Выбрать главу

Так что дословные повторения всех этих маний и фобий — они сулят нам, конечно, весёлый год и весёлые ближайшие годы. Но к экономическому состоянию нации это не имеет никакого отношения. Точно так же как и сама история России никакого отношения не имеет к производительным силам и производственным отношениям. Это как бы две истории: есть история экономическая и есть духовная; есть кредитная, а есть духовная. Вот главный итог года — это новые степени упоения низостью, новые формы упоения низостью, новые разновидности вседозволенности, духовного растления, расчёсывания гнойников, новые формы самомучительства и аутоэротизма. Вот ничего другого, к сожалению, нет.

«Как вы относитесь к «возрастной маркировке» художественной литературы в магазинах? Нужно ли контролировать то, что читают подростки?»

Понимаете, я никогда в своей жизни не встречал книгу, которую мне было бы рано читать. Единственный раз, когда я спросил нашу преподавательницу в первом классе, которую я до сих пор вспоминаю с благодарностью, Валентину Григорьевну Колгатину: «Можно ли мне уже читать «Собаку Баскервилей»?» — на что она очень, по-моему, тактично ответила: «Просто через два года ты от этого получишь больше удовольствия». Но я и так получил большое удовольствие, спасибо.

Я не думаю, что ребёнку надо и, более того, можно что-либо запретить.
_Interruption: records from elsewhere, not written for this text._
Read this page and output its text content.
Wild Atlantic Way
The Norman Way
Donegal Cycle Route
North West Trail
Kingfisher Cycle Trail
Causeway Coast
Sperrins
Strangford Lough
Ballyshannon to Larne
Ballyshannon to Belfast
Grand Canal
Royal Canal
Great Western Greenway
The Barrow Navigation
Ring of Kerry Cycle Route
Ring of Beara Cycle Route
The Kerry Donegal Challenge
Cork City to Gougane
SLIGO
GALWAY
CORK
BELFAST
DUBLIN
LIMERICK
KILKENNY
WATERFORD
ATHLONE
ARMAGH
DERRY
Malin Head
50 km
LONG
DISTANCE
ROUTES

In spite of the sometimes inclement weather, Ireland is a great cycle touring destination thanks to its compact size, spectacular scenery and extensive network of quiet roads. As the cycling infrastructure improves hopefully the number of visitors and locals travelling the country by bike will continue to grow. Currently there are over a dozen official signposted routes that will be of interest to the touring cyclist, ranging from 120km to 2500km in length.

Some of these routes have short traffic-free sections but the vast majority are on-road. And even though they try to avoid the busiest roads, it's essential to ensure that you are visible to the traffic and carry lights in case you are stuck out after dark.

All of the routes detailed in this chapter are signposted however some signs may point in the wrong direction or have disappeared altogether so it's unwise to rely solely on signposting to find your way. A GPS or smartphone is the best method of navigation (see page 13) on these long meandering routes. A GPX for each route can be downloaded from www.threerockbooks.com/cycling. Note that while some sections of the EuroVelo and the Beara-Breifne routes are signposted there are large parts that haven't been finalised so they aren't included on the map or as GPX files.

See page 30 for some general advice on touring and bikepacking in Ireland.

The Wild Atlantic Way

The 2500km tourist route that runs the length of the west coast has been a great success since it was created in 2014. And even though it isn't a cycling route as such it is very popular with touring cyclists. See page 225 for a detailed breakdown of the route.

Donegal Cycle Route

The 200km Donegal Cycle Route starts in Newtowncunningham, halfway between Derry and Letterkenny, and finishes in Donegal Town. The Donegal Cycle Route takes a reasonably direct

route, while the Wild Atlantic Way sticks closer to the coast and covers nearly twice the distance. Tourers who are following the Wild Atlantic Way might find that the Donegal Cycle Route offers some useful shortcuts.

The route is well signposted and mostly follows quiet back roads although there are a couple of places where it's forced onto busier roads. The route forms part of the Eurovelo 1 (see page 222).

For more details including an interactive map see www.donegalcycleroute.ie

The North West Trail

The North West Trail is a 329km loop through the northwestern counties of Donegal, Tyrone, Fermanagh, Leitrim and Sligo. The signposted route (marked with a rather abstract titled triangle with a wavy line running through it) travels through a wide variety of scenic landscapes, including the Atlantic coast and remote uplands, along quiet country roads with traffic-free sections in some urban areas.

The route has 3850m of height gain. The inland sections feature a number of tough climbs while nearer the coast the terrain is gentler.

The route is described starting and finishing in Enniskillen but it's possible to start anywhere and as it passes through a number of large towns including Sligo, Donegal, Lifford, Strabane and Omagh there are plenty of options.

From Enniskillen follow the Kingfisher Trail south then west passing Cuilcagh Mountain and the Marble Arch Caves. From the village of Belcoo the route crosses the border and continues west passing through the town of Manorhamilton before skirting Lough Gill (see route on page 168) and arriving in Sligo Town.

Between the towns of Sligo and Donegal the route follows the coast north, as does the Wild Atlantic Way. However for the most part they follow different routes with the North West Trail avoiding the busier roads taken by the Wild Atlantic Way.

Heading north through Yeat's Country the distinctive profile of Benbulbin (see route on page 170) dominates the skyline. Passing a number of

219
Сейчас все говорят «как его заставить читать?», а вы — «запретить». Конечно, нужно ребёнку тянуться к запретной полке и читать как можно больше. И в этом для него, я думаю, заключается главный интерес — в преодолении запрета. И вообще не думаю, что маркировать какую-либо книгу — «для подростков», «для взрослых», «для младшего школьного возраста» — следовало бы.
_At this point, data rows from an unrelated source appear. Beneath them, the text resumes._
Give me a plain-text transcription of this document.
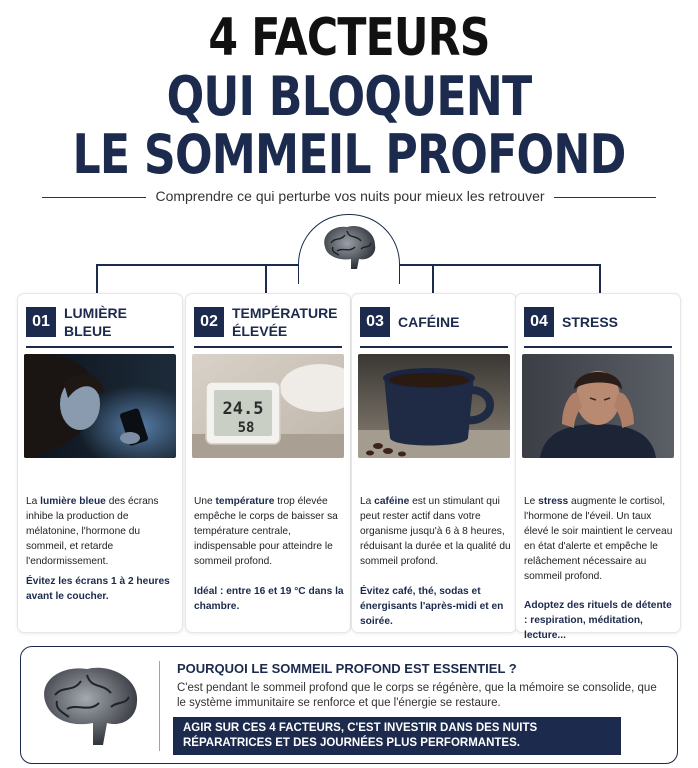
4 FACTEURS
QUI BLOQUENT
LE SOMMEIL PROFOND
Comprendre ce qui perturbe vos nuits pour mieux les retrouver
01	LUMIÈRE BLEUE
La lumière bleue des écrans inhibe la production de mélatonine, l'hormone du sommeil, et retarde l'endormissement.
Évitez les écrans 1 à 2 heures avant le coucher.
02	TEMPÉRATURE ÉLEVÉE
24.5
58
Une température trop élevée empêche le corps de baisser sa température centrale, indispensable pour atteindre le sommeil profond.
Idéal : entre 16 et 19 °C dans la chambre.
03	CAFÉINE
La caféine est un stimulant qui peut rester actif dans votre organisme jusqu'à 6 à 8 heures, réduisant la durée et la qualité du sommeil profond.
Évitez café, thé, sodas et énergisants l'après-midi et en soirée.
04	STRESS
Le stress augmente le cortisol, l'hormone de l'éveil. Un taux élevé le soir maintient le cerveau en état d'alerte et empêche le relâchement nécessaire au sommeil profond.
Adoptez des rituels de détente : respiration, méditation, lecture...
POURQUOI LE SOMMEIL PROFOND EST ESSENTIEL ?
C'est pendant le sommeil profond que le corps se régénère, que la mémoire se consolide, que le système immunitaire se renforce et que l'énergie se restaure.
AGIR SUR CES 4 FACTEURS, C'EST INVESTIR DANS DES NUITS RÉPARATRICES ET DES JOURNÉES PLUS PERFORMANTES.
Опасно только… Ну, пожалуй, один раз я ощутил некоторое несоответствие, но это была как раз книга, которую не только не прятали, но даже в некотором смысле навязывали. Я прочёл «Алису в Стране чудес» лет в девять — и был жутко разочарован! И правильно. Эти книги, они взрослые на самом деле — что «Алиса», что «Алиса в Зазеркалье». Это надо читать после двадцати, потому что те подтексты, которые закладывал туда Доджсон, даже в бытность Кэроллом, они гораздо сложнее, чем может вместить ребёнок — сложнее, парадоксальнее и, я рискнул бы сказать, трагичнее, потому что это же страшная книга, понимаете, о Викторианской эпохе. Когда там с помощью фламинго и ежей играют в крикет — это довольно страшная картинка. И эта книга, мне кажется, не для детей. А всё остальное — ради бога.

«Сочувствует ли Пушкин Дон Гуану в «Каменном госте»? Соблазнитель удачлив и талантлив, но при этом он убийца».

Ну, как убийца? Он же всё-таки действует в рамках тогдашней морали, зависит и от времени, и от места. Его вызывают на дуэль — и что ему делать? Большинство дуэлей происходит не по его инициативе. «Ежели тебе не терпится, изволь». Там наглядна эта дуэль с Дон Карлосом. А куда ему было деваться? «Нет! Теперь — сейчас». Ну хорошо, давайте, пожалуйста. Другое дело, что совокупляться при трупе совершенно необязательно, но зато, как мы видим, и его, и Лауру это очень даже возбуждает. «Постой… при мёртвом!.. что нам делать с ним?» В моей версии, в моей постановке они начинают на него надевать все эти предметы одежды, которые снимают с неё. Она медленно разоблачается — толстая, вульгарная Лаура. И навешивают это всё на сидящего неподвижно в кресле Дон Карлоса, какие-то там предметы нижнего белья. И всё это дико их возбуждает и заводит.

Но я не думаю, что Дон Гуан для Пушкина — однозначно отрицательный персонаж. Это из серии «и с отвращением читая жизнь мою». Наиболее наглядные тексты на эту тему, наиболее, по-моему, компетентные — это замечательная статья Ахматовой о «Каменном госте», где точно названа попытка Пушкина переломить судьбу, и ещё более откровенная книга Юрия Арабова «Механика судеб», где на фоне Пушкина, на примере Пушкина показана попытка перевязать главные узлы своей биографии. Вот эти две книги объясняют Дон Гуана, по-моему, с избытком.

И вы вообще не ищите у Пушкина особо-то правых и виноватых. Как показал Синявский, он всегда сочувствует обеим сторонам. И этика Пушкина, как и этика Христа, она не очень соотносится с этикой повседневности. Пушкин, например, считал, что мстительность — это добродетель христианская, и мщение, и терпение не считал добродетелью. Ну, много там найдёте различий. Поэтому Дон Гуан — это попытка разобраться в себе, а не в этических проблемах.